We all remember in the beginning of Star Wars – Episode IV: A New Hope Luke Skywalker looking hot (and that has nothing to do with him being on a desert planet), watching the two suns set on the horizon while John Williams’ music the Force Theme swells in the background.
Now you’re saying, “Hey! Tatooine isn’t a gas giant. It’s just a rock in space!”
True, but planet Kepler-1647b is in the “habitable zone” a range of distances from a star where liquid H2O could exist on the surface of a planet. Although Kepler-1647b is a gas giant, there is the possibility it has moons large enough to sustain life.

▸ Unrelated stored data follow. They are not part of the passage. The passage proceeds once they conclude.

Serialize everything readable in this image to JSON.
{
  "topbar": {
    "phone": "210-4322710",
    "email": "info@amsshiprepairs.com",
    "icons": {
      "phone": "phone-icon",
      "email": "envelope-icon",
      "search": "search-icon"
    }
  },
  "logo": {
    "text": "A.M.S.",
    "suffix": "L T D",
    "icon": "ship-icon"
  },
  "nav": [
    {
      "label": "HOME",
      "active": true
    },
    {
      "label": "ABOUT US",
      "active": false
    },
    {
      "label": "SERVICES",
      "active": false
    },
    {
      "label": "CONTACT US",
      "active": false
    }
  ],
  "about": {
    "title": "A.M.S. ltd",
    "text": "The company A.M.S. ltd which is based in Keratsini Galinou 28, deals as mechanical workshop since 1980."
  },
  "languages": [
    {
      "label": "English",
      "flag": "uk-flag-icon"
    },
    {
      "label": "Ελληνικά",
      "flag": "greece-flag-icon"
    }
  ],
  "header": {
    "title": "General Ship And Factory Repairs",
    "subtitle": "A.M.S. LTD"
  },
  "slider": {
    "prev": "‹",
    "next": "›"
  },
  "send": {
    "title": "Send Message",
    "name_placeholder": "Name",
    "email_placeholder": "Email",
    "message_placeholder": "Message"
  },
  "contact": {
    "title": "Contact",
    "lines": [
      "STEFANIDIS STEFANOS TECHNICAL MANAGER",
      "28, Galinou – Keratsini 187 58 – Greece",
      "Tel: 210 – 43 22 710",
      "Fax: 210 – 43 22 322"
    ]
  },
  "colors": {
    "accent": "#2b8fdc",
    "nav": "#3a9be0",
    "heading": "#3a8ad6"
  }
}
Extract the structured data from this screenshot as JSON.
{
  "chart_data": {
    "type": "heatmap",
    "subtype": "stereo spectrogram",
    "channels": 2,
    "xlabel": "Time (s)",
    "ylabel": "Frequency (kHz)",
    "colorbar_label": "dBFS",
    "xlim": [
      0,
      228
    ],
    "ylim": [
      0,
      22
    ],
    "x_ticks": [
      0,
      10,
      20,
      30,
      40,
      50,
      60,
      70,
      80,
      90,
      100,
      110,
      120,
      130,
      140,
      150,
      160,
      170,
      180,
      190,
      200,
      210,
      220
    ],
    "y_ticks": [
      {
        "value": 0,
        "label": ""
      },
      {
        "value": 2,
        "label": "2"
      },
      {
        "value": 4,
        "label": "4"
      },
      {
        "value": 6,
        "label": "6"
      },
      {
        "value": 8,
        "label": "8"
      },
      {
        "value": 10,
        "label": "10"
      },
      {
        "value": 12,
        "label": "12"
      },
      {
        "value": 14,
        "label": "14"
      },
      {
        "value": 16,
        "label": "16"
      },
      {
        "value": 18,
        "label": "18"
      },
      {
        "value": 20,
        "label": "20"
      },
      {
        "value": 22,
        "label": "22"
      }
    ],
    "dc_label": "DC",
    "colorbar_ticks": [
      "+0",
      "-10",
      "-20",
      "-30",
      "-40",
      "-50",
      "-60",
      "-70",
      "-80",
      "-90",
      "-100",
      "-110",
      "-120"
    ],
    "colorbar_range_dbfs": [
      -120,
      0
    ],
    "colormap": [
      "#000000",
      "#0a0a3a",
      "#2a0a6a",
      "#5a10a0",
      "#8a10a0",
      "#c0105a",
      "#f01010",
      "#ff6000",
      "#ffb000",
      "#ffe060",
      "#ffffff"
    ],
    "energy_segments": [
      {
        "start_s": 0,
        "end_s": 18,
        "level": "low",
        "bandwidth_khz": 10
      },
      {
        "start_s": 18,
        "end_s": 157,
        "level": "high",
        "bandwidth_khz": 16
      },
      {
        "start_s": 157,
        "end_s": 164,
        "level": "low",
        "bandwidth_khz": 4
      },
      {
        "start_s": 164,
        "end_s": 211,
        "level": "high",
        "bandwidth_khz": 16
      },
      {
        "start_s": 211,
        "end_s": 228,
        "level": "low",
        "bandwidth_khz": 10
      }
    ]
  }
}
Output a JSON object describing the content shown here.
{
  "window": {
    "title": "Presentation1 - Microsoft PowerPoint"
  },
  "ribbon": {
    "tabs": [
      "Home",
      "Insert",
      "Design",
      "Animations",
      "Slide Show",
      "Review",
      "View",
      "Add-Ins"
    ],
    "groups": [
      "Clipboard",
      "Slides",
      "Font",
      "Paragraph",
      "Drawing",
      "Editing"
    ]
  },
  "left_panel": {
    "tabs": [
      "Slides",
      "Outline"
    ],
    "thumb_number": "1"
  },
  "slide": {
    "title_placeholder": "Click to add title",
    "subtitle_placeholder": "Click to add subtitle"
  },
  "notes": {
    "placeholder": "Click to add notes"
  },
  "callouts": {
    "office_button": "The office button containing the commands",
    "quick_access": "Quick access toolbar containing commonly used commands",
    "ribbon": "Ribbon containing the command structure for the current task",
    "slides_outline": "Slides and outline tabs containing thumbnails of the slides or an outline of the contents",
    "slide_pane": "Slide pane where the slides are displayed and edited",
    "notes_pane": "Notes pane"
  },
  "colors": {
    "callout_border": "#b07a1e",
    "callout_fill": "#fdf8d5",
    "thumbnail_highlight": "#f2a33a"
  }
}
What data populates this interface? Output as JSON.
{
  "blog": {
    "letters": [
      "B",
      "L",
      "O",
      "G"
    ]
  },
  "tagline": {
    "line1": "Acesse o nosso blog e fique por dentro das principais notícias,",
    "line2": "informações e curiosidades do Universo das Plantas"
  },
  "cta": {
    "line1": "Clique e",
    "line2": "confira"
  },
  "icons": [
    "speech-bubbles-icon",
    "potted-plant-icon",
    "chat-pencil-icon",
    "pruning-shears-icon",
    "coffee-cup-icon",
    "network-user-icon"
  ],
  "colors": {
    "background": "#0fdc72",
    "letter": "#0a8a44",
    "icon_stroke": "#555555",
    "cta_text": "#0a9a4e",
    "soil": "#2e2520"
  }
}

Kepler-1647b is not the only planet found to be orbiting two suns but it is the largest. It takes 1107 days to complete a single orbit which is the longest of any exo-planet discovered so far, which is why it took so long to confirm it. Its transit across its suns was noted back in 2011 from data acquired by the Kepler Space Telescope launched in 2009. The telescope discovers planets when they cross in front of their host sun, causing a dip in the sun’s brightness.
The Kepler Space Telescope’s initial observations ended in May 2013, when two of the four orientation-maintaining reaction wheels failed, but scientists still have mountains of data to sort through. In 2014, mission members found a way to stabilize Kepler using “sunlight pressure”. So Kepler is back in business and has discovered over 2200 alien planets to date.